Dear Adam Smith: First Job Interview



Can Adam Smith's advice about language and sympathy help set the novice interviewee at ease?
Dear Mr. Smith,

I just graduated from college, and I am so excited about my first job interview. I’m also a little nervous, too, since the firm seems more formal than my college was. I’d like to make the right impression. Do you have any advice?

 Sincerely,
 Mr. Graduate


Dear Mr. Graduate,

Congratulations on earning your degree and securing your first job interview. What an exciting time! Applying for a new position is always challenging, but I am happy to share the wisdom I’ve gained from decades of experience as a philosopher and as a tutor of other young gentlemen. 

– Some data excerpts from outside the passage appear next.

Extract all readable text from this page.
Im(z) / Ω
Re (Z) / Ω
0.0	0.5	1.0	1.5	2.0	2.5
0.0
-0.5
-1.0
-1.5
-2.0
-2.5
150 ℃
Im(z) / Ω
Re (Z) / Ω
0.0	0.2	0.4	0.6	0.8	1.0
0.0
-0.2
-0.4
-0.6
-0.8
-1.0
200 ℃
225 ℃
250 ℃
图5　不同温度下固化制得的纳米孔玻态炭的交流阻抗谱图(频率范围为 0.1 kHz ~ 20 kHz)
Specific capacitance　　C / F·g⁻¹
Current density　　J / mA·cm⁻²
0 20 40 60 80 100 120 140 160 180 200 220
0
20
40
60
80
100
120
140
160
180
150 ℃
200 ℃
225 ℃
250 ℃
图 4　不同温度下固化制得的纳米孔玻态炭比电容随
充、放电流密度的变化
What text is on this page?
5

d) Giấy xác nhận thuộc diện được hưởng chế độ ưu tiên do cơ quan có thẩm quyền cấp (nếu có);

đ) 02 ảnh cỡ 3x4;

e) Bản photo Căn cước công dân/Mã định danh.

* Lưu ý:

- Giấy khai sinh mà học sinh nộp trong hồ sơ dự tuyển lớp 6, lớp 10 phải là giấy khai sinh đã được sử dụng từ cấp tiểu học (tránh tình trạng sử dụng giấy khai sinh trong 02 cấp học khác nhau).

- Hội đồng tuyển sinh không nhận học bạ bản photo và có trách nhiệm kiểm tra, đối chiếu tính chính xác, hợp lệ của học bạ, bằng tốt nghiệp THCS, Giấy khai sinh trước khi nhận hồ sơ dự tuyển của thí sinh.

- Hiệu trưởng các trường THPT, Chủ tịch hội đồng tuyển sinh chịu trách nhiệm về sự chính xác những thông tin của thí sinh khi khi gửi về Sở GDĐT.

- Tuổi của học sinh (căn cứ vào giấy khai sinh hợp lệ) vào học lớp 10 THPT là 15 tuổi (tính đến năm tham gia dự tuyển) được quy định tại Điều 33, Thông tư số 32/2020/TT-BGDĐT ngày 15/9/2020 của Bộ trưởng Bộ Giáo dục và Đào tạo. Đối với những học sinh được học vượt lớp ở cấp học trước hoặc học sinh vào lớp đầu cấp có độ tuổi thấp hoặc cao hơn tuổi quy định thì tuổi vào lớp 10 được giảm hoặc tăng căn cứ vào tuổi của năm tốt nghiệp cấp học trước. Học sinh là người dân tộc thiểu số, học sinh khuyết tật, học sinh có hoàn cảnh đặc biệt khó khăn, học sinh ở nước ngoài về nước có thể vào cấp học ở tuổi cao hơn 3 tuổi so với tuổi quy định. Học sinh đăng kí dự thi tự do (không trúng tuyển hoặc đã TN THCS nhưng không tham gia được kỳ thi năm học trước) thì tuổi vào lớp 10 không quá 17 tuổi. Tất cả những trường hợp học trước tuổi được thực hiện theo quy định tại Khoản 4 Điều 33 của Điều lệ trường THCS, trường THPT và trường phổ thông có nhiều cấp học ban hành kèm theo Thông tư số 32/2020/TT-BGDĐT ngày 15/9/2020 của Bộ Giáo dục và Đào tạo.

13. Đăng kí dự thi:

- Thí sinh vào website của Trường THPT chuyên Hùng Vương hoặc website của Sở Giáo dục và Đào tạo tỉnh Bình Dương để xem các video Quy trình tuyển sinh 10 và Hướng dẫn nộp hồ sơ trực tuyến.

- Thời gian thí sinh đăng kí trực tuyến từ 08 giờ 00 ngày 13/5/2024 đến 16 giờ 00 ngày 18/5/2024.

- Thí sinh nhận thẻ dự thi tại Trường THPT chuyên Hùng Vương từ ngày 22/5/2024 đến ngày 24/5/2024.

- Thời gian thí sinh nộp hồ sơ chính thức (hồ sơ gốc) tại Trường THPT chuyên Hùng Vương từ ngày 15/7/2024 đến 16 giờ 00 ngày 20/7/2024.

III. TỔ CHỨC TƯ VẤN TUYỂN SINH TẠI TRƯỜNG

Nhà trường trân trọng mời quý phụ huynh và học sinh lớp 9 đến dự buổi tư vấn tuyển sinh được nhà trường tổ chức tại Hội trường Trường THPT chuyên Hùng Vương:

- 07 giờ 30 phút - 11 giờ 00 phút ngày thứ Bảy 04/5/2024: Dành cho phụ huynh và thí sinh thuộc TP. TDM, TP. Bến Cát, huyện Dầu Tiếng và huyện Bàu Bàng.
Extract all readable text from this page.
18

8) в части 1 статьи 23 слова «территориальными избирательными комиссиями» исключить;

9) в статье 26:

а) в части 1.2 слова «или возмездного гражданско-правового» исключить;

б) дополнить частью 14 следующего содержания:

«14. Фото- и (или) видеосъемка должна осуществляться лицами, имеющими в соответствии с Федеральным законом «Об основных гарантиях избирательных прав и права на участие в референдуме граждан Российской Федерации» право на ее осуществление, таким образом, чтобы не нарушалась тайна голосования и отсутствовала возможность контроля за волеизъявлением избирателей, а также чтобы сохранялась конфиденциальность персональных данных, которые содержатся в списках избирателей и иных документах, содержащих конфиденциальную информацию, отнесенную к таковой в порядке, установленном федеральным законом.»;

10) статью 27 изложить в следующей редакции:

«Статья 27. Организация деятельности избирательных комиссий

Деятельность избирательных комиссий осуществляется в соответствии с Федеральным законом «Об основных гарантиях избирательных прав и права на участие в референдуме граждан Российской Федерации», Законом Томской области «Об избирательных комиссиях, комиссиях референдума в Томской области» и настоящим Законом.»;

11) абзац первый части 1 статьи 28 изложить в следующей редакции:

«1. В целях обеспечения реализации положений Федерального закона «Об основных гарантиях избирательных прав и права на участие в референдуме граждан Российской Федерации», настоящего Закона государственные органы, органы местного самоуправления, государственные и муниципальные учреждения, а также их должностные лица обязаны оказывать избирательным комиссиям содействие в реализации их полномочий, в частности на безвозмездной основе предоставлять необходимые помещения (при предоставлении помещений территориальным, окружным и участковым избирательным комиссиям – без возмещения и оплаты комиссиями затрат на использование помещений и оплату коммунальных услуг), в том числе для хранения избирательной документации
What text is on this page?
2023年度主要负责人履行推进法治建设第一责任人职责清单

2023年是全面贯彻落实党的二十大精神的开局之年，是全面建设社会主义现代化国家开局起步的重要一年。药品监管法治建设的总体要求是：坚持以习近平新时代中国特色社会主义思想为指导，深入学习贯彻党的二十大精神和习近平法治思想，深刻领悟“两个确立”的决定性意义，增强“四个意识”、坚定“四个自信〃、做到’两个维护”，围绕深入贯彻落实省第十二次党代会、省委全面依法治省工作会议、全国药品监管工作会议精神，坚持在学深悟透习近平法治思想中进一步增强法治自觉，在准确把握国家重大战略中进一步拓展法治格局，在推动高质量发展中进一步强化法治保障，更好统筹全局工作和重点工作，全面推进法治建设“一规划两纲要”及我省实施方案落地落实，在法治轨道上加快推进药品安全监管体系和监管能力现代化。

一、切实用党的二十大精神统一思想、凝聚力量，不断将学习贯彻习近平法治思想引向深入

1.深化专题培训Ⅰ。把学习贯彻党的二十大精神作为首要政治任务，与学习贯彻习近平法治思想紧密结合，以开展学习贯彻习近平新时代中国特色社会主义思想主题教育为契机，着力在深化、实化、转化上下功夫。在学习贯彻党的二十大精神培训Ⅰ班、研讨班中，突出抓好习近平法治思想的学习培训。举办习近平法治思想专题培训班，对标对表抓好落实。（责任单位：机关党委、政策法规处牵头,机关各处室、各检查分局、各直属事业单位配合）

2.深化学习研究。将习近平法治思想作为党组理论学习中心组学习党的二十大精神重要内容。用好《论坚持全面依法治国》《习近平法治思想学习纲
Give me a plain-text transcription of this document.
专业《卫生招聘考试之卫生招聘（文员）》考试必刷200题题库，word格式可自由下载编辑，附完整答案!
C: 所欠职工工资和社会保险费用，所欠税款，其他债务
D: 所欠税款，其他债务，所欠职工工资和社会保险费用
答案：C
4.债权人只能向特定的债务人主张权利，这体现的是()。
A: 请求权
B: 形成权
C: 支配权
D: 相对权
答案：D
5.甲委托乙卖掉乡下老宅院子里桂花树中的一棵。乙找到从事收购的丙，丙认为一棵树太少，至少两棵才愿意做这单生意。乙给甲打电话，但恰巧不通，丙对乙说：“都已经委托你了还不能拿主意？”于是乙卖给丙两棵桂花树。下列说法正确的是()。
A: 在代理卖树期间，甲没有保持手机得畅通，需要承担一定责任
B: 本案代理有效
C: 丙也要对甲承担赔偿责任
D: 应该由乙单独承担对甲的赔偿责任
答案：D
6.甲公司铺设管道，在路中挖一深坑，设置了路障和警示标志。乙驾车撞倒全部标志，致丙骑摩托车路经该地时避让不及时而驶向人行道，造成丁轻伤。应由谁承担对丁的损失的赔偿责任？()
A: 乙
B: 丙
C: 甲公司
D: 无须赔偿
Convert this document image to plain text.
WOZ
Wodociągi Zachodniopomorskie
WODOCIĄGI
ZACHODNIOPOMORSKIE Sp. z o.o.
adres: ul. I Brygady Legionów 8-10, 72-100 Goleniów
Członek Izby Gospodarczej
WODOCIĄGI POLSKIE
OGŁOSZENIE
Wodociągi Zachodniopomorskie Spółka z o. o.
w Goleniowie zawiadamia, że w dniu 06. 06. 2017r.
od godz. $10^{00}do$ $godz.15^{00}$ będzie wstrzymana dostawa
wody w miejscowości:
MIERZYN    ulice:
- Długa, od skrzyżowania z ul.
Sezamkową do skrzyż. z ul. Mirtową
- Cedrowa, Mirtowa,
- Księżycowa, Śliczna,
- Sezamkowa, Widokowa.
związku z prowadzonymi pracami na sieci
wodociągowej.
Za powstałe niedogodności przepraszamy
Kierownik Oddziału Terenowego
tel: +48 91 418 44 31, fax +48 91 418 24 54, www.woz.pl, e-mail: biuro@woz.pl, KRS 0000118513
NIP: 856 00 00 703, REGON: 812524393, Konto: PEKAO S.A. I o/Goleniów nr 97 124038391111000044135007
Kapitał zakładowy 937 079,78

First, during the interview, focus on the topic at hand. If your employer asks about your experience writing for a general audience, do not toy with your tie or launch into a summary of your thesis on quantum mechanics. Just look at her and answer directly. I remember one time, when I was meeting with Mr. Charles Townshend about the position of tutor to his son, I became so excited about my theories that I fell into a noisome tannery pit and had to be hauled out. Although he gave me the position, it was in spite of my distraction.

Second, take some time to understand the culture of your employer. Although we no longer imitate the language of the court, the advice I gave students in my Lectures on Rhetoric and Belles Letters still stands: proper, clear, precise language matters. For instance, if your interviewer asks for a follow-up interview the very next day, graciously accept in a lucid, grammatically correct sentence. Do not reply, “STFU! BRB.” You will only text yourself out of the job.  

Third, present yourself confidently. Avoid arrogance or pride, which is off-putting. I remember one famous gentleman of my time, Dr. Johnson, who habitually dismissed anyone he considered inferior, haranguing poor actresses and insulting visiting philosophers. It was unpleasant (and he remained relatively poor, despite his admirers). On the other hand, do not present yourself as less than you really are. Your potential employer will not respect a man who does not respect himself.  

In short, as I explain in The Theory of Moral Sentiments

"That degree of self-estimation, therefore, which contributes most to the happiness and contentment of the person himself, seems likewise most agreeable to the impartial spectator. The man who esteems himself as he ought, and no more than he ought, seldom fails to obtain from other people all the esteem that he himself thinks due." (VI.iii.50)

Sometimes practicing this self-command is as important as knowing how to do the job.

Best wishes to you in your job search.

Yours in fellow-feeling,

Mr. Smith



Editor's Note: Letters to the "Dear Adam Smith" column are not, of course answered by Adam Smith. He died in 1790. Letters are answered by Sarah Skwire, Caroline Breashears, and Janet Bufton. Advice is for the purposes of amusement and education about Smith's thought. We do our best, but caveat emptor and follow our advice at your own risk.